2. Annual verification of lockout/tagout procedures: OSHA will focus on whether employers are complying with the requirement to conduct periodic inspections (at least annually) of the energy control procedures as required by 20 CFR 1910.147 (c)(6)(i).
3. A general lockout/tagout policy does not comply with OSHA regulations: Employers must have a separate lockout/tagout procedure for each piece of different equipment.
4. Combustible dust standard: On April 29, 2009, OSHA announced it would initiate rulemaking on combustible dust hazards. OSHA will issue an Advanced Notice of Proposed Rulemaking and convene related stakeholder meetings to evaluate possible regulatory methods, and request data and comments on issues related to combustible dust.
5. Per employee penalties for PPE and training violations: OSHA has issued its final rule allowing OSHA to cite employers on a “per employee basis” for failure to wear/use required personal protective equipment (PPE). This rule went into effect January 12, 2009, and applies to PPE and training. As a result, an employer who has failed to properly train employees or who has employees not wearing or using PPE may receive a citation per employee.
6. Liability of general contractors for hazards they did not create and/or where their own employees were not exposed: In February 2009, the Eighth Circuit Court of Appeals a certain case held that OSHA regulations do not preclude OSHA from issuing citations to a general contractor under the multi-employer citation policy simply based on the fact that the general contractor “controls” the worksite regardless of whether or not the general contractor created the hazard or had its own employees exposed to the hazard.
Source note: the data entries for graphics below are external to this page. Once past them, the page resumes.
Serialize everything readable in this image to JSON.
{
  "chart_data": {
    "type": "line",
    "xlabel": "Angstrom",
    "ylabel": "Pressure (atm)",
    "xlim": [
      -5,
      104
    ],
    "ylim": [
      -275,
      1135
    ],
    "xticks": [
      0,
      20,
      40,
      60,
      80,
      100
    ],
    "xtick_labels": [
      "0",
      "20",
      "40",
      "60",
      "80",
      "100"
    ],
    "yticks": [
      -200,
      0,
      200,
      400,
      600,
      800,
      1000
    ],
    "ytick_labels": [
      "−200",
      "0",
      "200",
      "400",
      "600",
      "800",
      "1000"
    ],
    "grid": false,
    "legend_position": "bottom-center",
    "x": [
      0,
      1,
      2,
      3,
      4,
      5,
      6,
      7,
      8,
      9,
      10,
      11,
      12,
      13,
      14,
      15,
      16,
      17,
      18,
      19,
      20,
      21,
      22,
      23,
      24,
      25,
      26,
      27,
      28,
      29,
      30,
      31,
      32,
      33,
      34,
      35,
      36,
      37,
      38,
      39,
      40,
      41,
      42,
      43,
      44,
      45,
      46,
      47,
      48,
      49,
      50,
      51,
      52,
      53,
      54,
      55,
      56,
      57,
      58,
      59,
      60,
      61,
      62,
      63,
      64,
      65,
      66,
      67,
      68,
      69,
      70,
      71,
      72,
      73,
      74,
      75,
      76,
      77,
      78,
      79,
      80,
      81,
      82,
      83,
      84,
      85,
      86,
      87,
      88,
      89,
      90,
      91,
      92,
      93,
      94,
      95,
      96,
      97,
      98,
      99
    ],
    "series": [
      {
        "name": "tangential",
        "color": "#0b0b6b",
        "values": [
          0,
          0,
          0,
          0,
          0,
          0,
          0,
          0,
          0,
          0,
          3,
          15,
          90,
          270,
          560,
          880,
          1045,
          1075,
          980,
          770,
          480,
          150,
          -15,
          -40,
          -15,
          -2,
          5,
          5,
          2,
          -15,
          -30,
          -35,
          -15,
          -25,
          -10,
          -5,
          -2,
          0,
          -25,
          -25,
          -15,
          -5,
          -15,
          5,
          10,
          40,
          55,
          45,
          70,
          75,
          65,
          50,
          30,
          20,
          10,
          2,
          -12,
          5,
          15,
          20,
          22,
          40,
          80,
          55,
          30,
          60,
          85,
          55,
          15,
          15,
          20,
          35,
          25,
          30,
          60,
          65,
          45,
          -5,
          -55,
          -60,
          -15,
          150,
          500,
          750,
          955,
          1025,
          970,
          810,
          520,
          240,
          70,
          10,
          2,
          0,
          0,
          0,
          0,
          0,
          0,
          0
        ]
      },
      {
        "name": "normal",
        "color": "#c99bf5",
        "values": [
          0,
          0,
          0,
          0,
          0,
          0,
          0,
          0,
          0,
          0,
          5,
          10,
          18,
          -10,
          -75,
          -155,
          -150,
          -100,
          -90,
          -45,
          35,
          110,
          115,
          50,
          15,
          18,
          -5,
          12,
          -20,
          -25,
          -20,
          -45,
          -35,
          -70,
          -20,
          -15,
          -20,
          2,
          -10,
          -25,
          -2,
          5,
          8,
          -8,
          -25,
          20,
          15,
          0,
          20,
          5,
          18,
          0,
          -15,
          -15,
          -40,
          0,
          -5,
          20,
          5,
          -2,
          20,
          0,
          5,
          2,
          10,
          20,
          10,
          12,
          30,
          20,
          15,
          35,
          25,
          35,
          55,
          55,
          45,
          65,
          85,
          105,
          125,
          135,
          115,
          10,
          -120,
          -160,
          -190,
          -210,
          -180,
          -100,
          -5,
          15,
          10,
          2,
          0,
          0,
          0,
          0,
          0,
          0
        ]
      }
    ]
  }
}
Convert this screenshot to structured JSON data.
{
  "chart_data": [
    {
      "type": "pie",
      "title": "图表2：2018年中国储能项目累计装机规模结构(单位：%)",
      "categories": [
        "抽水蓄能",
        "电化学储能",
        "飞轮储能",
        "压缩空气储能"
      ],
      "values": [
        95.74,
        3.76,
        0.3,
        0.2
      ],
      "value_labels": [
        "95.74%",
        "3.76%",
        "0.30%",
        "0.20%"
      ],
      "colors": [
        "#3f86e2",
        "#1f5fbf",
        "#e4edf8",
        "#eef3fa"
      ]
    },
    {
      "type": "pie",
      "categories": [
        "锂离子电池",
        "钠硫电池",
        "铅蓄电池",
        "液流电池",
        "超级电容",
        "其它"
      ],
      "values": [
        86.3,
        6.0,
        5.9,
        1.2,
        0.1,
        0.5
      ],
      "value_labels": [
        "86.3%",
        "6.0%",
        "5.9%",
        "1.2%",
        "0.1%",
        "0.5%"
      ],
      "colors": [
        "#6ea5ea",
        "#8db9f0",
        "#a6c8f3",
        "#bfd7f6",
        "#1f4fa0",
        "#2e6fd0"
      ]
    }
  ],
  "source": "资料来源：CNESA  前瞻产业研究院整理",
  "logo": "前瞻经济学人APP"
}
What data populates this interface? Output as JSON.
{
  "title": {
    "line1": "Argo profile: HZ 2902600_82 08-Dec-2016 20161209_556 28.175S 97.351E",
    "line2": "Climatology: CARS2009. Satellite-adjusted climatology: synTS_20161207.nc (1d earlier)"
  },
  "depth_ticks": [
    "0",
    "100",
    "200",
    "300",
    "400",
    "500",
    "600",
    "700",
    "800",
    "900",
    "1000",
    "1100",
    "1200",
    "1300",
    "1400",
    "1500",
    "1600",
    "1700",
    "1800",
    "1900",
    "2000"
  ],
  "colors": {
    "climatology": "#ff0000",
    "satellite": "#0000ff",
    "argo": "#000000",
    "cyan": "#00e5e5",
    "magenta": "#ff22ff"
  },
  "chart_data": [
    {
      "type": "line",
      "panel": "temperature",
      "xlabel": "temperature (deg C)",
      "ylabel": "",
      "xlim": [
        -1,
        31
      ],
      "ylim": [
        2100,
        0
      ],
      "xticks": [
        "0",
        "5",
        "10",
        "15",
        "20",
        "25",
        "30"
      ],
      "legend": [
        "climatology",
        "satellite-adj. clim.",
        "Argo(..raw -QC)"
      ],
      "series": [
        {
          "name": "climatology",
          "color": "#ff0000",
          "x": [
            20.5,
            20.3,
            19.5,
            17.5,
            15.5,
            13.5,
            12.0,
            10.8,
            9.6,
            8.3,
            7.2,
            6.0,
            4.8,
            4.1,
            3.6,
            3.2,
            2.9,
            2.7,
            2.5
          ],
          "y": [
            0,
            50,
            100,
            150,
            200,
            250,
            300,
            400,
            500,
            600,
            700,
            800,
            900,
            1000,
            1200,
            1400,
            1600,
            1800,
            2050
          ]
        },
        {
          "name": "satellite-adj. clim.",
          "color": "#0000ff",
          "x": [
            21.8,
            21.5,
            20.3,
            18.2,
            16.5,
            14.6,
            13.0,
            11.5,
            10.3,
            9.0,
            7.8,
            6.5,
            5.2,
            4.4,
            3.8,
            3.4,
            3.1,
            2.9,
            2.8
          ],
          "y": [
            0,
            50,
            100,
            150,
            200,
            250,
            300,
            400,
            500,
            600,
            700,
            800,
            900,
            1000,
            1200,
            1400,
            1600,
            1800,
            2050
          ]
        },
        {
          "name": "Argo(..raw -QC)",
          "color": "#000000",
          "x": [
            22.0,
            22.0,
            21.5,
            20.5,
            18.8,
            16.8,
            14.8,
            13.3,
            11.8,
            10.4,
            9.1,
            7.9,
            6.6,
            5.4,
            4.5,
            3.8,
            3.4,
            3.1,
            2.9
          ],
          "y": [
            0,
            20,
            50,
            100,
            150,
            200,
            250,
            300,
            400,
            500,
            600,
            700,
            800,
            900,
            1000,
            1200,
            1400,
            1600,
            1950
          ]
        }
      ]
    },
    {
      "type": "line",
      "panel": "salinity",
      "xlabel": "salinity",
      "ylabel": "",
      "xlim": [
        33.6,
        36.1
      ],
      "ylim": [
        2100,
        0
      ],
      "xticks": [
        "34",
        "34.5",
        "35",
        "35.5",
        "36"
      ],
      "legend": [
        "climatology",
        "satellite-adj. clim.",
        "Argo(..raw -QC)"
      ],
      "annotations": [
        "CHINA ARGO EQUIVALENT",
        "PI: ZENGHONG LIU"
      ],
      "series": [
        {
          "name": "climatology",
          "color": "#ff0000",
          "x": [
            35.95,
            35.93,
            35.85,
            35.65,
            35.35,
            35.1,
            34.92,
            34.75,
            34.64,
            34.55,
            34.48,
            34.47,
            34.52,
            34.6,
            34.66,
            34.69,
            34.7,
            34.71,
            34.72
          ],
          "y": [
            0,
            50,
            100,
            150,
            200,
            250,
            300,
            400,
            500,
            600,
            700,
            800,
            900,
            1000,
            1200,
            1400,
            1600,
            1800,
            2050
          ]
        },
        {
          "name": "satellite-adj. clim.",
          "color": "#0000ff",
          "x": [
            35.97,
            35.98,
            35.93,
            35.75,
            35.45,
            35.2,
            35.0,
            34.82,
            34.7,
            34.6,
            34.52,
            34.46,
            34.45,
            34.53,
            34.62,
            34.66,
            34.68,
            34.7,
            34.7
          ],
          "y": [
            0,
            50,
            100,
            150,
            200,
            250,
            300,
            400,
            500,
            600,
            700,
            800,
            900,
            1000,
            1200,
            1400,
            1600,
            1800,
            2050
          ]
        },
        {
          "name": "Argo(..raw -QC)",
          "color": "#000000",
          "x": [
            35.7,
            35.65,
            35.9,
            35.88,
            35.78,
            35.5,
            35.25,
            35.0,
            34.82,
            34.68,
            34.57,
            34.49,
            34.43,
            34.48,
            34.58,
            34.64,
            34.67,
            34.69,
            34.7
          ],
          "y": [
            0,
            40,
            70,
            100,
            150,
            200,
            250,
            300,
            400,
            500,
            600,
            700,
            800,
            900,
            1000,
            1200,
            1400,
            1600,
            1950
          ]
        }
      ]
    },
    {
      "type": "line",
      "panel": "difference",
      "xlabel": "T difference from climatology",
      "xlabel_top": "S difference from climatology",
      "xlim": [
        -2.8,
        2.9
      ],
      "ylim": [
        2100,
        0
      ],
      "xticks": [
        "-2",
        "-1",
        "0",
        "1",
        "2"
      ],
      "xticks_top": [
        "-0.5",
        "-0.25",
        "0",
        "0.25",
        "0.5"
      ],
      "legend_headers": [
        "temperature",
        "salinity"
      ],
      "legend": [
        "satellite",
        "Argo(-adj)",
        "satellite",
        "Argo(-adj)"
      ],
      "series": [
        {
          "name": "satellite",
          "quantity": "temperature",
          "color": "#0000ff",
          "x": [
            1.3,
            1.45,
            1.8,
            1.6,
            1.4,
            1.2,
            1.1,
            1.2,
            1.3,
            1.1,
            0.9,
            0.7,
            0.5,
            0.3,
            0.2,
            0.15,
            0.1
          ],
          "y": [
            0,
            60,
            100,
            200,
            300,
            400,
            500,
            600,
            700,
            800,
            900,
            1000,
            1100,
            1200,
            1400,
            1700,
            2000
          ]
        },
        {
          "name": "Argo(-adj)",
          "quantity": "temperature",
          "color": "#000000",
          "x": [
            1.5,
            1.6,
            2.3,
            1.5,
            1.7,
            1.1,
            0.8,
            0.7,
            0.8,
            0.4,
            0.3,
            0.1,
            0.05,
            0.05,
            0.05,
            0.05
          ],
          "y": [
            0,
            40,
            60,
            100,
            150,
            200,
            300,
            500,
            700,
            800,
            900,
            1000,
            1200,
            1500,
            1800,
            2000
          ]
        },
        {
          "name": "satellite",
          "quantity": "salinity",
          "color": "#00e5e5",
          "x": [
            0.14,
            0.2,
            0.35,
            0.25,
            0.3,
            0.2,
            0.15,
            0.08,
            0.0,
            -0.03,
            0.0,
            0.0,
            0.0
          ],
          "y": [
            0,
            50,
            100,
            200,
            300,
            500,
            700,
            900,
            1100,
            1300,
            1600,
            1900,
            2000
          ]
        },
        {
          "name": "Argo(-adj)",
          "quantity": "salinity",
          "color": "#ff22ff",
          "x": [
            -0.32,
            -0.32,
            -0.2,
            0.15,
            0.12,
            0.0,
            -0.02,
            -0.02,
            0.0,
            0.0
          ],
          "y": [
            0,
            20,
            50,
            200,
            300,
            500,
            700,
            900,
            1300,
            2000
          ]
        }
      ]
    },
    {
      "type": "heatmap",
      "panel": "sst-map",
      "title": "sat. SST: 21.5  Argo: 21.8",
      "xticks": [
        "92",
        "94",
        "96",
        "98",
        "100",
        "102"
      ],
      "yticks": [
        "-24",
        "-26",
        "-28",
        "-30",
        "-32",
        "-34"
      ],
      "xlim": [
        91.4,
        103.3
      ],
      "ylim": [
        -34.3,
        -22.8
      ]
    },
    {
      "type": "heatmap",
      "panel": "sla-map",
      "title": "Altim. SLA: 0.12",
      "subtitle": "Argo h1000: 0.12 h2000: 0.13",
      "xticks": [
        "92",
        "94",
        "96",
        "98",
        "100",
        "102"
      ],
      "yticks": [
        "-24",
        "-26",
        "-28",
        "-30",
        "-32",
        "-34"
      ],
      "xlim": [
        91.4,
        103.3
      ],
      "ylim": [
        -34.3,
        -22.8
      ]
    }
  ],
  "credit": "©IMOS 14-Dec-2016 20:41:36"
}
7. OSHA settlement agreements and additional employer obligations: Employers should be aware that OSHA is mandating uniformity in the language of ALL settlement agreements. Additionally, OSHA is including in all settlement agreements language that seeks to use the settlement process as a way to get employers to agree to undertake additional obligations.
Safety should be the #1 priority chosen by all employers. Taking the time for proper safety meetings and training for on-the-job accident prevention is not nearly as costly as just one tragic accident.